Correlation Between Cofidur SA and ST Dupont
Can any of the company-specific risk be diversified away by investing in both Cofidur SA and ST Dupont at the same time? Although using a correlation coefficient on its own may not help to predict future stock returns, this module helps to understand the diversifiable risk of combining Cofidur SA and ST Dupont into the same portfolio, which is an essential part of the fundamental portfolio management process.
By analyzing existing cross correlation between Cofidur SA and ST Dupont, you can compare the effects of market volatilities on Cofidur SA and ST Dupont and check how they will diversify away market risk if combined in the same portfolio for a given time horizon. You can also utilize pair trading strategies of matching a long position in Cofidur SA with a short position of ST Dupont. Check out your portfolio center. Please also check ongoing floating volatility patterns of Cofidur SA and ST Dupont.
Diversification Opportunities for Cofidur SA and ST Dupont
-0.44 | Correlation Coefficient |
Very good diversification
The 3 months correlation between Cofidur and DPT is -0.44. Overlapping area represents the amount of risk that can be diversified away by holding Cofidur SA and ST Dupont in the same portfolio, assuming nothing else is changed. The correlation between historical prices or returns on ST Dupont and Cofidur SA is a relative statistical measure of the degree to which these equity instruments tend to move together. The correlation coefficient measures the extent to which returns on Cofidur SA are associated (or correlated) with ST Dupont. Values of the correlation coefficient range from -1 to +1, where. The correlation of zero (0) is possible when the price movement of ST Dupont has no effect on the direction of Cofidur SA i.e., Cofidur SA and ST Dupont go up and down completely randomly.
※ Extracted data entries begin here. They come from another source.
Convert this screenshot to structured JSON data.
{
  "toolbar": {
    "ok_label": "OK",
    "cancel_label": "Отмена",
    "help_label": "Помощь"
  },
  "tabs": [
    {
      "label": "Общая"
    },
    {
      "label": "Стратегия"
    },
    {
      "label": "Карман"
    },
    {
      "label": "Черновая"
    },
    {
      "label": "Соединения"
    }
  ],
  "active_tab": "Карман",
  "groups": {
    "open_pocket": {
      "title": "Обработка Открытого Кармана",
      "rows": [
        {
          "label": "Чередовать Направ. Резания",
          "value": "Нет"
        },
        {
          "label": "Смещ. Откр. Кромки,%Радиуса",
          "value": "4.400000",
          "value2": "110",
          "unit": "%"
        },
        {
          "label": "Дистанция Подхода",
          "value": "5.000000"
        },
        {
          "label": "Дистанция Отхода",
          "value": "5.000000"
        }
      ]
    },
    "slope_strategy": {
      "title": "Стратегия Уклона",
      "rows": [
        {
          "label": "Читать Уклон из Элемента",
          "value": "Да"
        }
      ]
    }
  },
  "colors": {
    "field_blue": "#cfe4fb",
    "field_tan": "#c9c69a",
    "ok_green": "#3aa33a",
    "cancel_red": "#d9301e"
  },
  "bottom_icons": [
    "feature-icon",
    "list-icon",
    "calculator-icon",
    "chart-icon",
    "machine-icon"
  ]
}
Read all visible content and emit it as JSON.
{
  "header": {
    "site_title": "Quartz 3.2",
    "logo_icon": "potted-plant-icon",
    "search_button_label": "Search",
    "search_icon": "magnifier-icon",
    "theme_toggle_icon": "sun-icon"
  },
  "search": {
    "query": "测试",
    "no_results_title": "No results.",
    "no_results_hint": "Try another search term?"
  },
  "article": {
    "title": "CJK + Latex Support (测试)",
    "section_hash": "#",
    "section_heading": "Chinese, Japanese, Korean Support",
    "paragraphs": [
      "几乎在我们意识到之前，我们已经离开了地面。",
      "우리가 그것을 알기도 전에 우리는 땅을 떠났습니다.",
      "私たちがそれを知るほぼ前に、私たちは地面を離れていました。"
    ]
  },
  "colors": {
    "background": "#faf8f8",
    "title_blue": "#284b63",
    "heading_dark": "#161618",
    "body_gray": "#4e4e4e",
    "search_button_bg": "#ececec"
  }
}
Pair Corralation between Cofidur SA and ST Dupont
Assuming the 90 days trading horizon Cofidur SA is expected to under-perform the ST Dupont. But the stock apears to be less risky and, when comparing its historical volatility, Cofidur SA is 1.78 times less risky than ST Dupont. The stock trades about -0.03 of its potential returns per unit of risk. The ST Dupont is currently generating about 0.21 of returns per unit of risk over similar time horizon. If you would invest 6.02 in ST Dupont on September 29, 2024 and sell it today you would earn a total of 1.88 from holding ST Dupont or generate 31.23% return on investment over 90 days.
Time Period | 3 Months [change] |
Direction | Moves Against |
Strength | Very Weak |
Accuracy | 100.0% |
Values | Daily Returns |
Cofidur SA vs. ST Dupont
Performance |
Timeline |
Cofidur SA |
ST Dupont |
Cofidur SA and ST Dupont Volatility Contrast
Predicted Return Density |
Returns |
Pair Trading with Cofidur SA and ST Dupont
The main advantage of trading using opposite Cofidur SA and ST Dupont positions is that it hedges away some unsystematic risk. Because of two separate transactions, even if Cofidur SA position performs unexpectedly, ST Dupont can make up some of the losses. Pair trading also minimizes risk from directional movements in the market. For example, if an entire industry or sector drops because of unexpected headlines, the short position in ST Dupont will offset losses from the drop in ST Dupont's long position.Cofidur SA vs. Passat Socit Anonyme | Cofidur SA vs. Groupe Guillin SA | Cofidur SA vs. Gevelot | Cofidur SA vs. DLSI |
ST Dupont vs. Avenir Telecom SA | ST Dupont vs. Chargeurs SA | ST Dupont vs. BigBen Interactive | ST Dupont vs. Manitou BF SA |
Check out your portfolio center.Note that this page's information should be used as a complementary analysis to find the right mix of equity instruments to add to your existing portfolios or create a brand new portfolio. You can also try the Pair Correlation module to compare performance and examine fundamental relationship between any two equity instruments.